All my anger against him melted. He truly loved me. He would never pretend; he could not speak with such heartfelt devotion unless what he said was true.

I softened toward him. If he were brash, it was in my service. Why should I complain of that?

I took a ring from my finger then. It held a ruby in a cluster of diamonds. I had chosen it because the unusual setting made it unique.

Then I took his hand and slipped the ring on his little finger.

“This is a bond between us,” I said. “If you are ever in trouble and need my help, send me this ring. I will remember this moment and how in it you assured me of your affection for me. Mine is in this ring. I shall always remember and come to your aid when I see it.”

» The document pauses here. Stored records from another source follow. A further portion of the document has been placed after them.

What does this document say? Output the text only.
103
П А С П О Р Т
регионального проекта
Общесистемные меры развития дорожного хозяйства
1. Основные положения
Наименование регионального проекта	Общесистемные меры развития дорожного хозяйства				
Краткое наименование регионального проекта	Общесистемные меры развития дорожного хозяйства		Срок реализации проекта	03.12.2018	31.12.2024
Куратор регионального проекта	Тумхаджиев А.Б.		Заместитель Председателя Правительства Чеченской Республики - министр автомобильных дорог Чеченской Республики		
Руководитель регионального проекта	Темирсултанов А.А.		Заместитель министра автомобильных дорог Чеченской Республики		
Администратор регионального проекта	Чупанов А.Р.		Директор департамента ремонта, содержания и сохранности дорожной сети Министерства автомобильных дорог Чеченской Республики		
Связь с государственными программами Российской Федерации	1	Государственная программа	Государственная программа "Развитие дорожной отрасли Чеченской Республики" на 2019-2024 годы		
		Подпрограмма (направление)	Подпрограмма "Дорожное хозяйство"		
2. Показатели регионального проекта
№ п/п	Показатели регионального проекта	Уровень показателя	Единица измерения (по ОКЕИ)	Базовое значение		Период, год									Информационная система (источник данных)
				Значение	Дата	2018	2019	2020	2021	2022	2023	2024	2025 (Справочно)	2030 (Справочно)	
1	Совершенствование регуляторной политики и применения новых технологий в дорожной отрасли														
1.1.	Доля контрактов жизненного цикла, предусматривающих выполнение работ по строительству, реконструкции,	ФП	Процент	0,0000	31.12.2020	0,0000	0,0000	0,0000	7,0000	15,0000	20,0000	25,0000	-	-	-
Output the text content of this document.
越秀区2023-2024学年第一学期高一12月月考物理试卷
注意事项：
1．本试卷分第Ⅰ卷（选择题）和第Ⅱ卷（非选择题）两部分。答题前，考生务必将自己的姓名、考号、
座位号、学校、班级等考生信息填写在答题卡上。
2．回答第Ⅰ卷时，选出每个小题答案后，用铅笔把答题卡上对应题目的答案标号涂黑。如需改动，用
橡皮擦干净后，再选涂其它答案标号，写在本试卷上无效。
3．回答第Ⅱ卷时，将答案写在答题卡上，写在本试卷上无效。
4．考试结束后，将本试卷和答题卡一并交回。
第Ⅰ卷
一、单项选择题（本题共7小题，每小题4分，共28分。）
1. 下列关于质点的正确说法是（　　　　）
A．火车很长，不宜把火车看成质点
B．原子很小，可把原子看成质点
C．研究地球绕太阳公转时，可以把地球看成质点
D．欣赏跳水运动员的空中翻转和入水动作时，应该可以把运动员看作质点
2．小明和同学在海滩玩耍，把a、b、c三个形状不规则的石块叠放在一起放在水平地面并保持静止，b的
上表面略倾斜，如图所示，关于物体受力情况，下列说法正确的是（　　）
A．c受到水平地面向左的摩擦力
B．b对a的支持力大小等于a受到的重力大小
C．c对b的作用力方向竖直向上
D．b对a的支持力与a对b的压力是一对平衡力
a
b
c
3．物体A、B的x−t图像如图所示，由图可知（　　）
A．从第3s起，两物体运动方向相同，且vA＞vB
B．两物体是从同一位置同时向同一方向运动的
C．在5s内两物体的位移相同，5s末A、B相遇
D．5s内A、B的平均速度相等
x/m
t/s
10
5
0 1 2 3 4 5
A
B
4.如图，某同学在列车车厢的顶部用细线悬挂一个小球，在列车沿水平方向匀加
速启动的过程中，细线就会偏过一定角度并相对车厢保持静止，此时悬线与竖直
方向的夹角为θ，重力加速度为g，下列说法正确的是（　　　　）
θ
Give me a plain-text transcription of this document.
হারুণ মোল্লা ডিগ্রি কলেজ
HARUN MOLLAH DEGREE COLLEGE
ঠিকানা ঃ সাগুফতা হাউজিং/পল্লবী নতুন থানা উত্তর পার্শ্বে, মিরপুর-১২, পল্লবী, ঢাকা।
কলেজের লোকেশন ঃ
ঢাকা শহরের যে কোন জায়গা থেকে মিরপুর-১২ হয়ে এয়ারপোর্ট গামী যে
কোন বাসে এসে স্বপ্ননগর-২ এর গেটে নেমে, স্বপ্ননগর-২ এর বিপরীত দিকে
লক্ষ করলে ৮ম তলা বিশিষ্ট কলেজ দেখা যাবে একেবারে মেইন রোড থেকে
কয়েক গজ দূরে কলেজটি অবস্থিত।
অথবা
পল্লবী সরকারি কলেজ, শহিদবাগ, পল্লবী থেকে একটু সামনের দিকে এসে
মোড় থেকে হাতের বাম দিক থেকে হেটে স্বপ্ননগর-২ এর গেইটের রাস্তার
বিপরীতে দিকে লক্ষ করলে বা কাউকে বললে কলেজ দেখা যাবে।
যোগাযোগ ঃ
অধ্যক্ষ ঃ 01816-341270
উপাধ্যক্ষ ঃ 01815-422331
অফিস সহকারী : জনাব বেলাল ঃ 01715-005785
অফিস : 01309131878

He took my hand and kissed it; and later that day I signed Lopez's death warrant.

He was taken to Tyburn on a hurdle and before he was hanged and quartered he made a speech to the watching crowd in which he said that he had never thought to harm me and that he loved me as he loved Jesus Christ.

Someone in the crowd shouted: “Jew! You never loved Jesus Christ.”

And all the people there believed that in saying what he did he had admitted his guilt.

His death continued to worry me, because I still was not entirely convinced that he would ever have attempted to poison me. If it were really true that he would, then I knew nothing of human nature. I was sunk in depression as I always was after I had signed a death warrant for someone of whose guilt I was unsure.

I knew he had a wife, Sara, and five children. I gave orders that they were to retain his property, and later on his son was given a parsonage and a living.